Sophie Barthes, réalisatrice française de 41 ans, relève le délicat défi d’adapter à l’écran une grande œuvre de la littérature française bien connue de tous… mais avec un casting américain ! Si elle s’est permise quelques libertés, c’est sans aucun doute pour que le spectateur ressente intensément les sentiments qui habitent Emma Bovary : son ennui, ses déceptions, sa perte du goût de vivre. Pour mener à bien sa mission, elle omet quelques éléments importants de l’œuvre de Flaubert, ce qui, admettons-le, est assez déstabilisant. Ainsi, aucune trace de sa fille Berthe qu’elle a mise au monde au début de son mariage, aucune évocation de la mort de Charles suite à son suicide, pas de trace du libertin Rodolphe Boulanger.

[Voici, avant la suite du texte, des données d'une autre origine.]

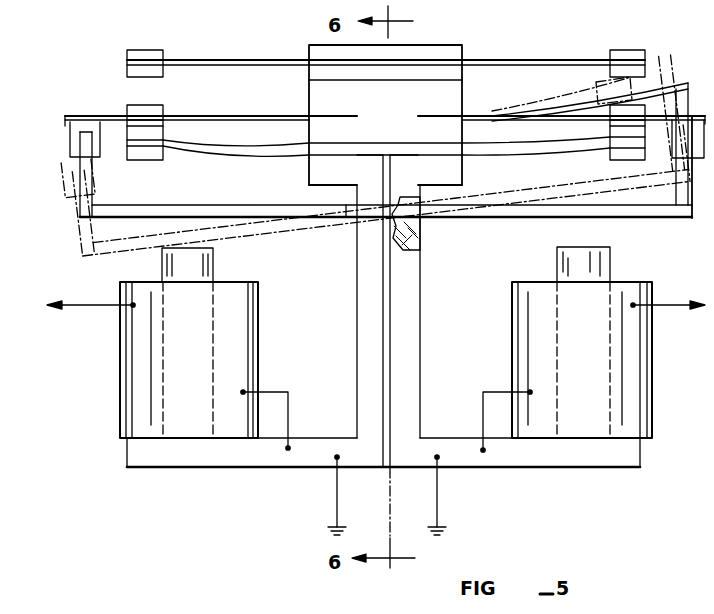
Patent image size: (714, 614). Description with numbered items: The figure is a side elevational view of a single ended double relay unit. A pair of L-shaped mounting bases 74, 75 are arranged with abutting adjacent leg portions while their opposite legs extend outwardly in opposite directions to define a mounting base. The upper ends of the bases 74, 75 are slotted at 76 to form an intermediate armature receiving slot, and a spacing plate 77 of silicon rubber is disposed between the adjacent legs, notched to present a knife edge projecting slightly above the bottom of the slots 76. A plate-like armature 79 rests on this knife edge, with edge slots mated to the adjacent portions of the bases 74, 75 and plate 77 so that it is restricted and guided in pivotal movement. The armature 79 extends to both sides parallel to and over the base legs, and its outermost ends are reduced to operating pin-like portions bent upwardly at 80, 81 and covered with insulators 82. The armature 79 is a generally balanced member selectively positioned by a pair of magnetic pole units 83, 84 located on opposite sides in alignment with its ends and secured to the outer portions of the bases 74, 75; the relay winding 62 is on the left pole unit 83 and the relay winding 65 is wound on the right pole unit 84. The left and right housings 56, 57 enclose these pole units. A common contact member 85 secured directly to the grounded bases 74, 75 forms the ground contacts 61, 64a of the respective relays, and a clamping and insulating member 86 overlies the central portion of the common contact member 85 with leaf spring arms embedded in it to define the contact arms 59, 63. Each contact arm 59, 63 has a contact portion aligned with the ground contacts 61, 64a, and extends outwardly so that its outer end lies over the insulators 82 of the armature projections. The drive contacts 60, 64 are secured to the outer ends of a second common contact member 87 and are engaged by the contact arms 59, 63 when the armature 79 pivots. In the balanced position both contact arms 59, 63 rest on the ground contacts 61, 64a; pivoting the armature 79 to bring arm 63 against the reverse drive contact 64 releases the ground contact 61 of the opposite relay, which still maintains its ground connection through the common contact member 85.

The left solenoid housing 56 is at (173, 348).
The right solenoid housing 57 is at (586, 344).
The contact arm 59 is at (261, 114).
The drive contact 60 is at (135, 52).
The ground contact 61 is at (160, 153).
The relay winding 62 is at (245, 326).
The contact arm 63 is at (486, 96).
The reverse drive contact 64 is at (633, 52).
The ground contact 64a is at (618, 136).
The relay winding 65 is at (518, 337).
The L-shaped mounting base 74 is at (362, 356).
The L-shaped mounting base 75 is at (413, 328).
The armature receiving slot 76 is at (418, 236).
The spacing plate 77 is at (386, 294).
The armature 79 is at (236, 201).
The upwardly bent pin-like portion 80 is at (685, 193).
The upwardly bent pin-like portion 81 is at (88, 185).
The insulator 82 is at (70, 128).
The magnetic pole unit 83 is at (205, 263).
The magnetic pole unit 84 is at (562, 255).
The common contact member 85 is at (484, 156).
The clamping and insulating member 86 is at (455, 137).
The common contact member 87 is at (417, 62).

En deux heures de film, il faut aller à l’essentiel et Sophie Barthes le fait relativement bien.
Pour servir au mieux cette histoire exceptionnelle, il fallait envoyer du lourd côté comédiens et là aussi, c’est plutôt réussi. Et en tête de cette jolie file d’acteurs de talent : Mia Wasikowska (la « Alice » de Tim Burton) qui interprète Emma Bovary avec grandiloquence. Le rôle n’est pas évident mais elle réalise la lourde tâche de nous entraîner dans ses retranchements, sa détresse et son désespoir. La scène finale (qui est d’ailleurs également les premières minutes du film) ne laissera d’ailleurs pas le spectateur indifférent. Ce qui la précipitera dans sa perte, c’est bien évident le rejet qu’elle subit de la part des hommes qu’elle a aimé: le marquis d’Andervilliers et Léon Dupuis, qui prennent forme sous les traits de Logan Marshall-Green et la nouvelle coqueluche hollywoodienne Ezra Miller (« We want to talk about Kevin » ou encore « Crazy Amy » présenté également à Deauville cette année
Tous les personnages importants de Flaubert (ou enfin presque), on prit vie dans ce film. Parmi eux, Monsieur Homais, le pharmacien et complice de Charles Bovary, joué par Paul Giamatti (tiens tiens, n’aurait-il pas déjà tourné avec la réalisatrice pour « Ames en stock » ?), Monsieur Lheureux, homme d’affaires et vendeur de produits de luxe sans scrupule, interprété magistralement par Rhys Ifan (vu dernièrement dans l’excellent « Broadway Therapy » et ancien coloc de Hugh Grant dans « Coup de Foudre à Notting Hill »), Charles Bovary, le mari aimant mais absent d’Emma, incarné par Henry Lloyd-Hugues, Henriette la fidèle servante du couple Bovary jouée par Laura Carmichael (Edith Crawley de « Dowton Abbey ») ... Même le curé Bournisien trouve sa place dans le petit monde de Sophie Barthes. Et pour finir, un petit cocorico pour Olivier Gourmet, grand comédien belge qui apparaît dans le rôle du père d’Emma et dont le discours en anglais lors du mariage de sa fille marquera peut-être certaines mémoires… Bref, tous valent vraiment la peine d’être applaudi car ils viennent ajouter avec délicatesse leur petite touche à l’univers de Flaubert.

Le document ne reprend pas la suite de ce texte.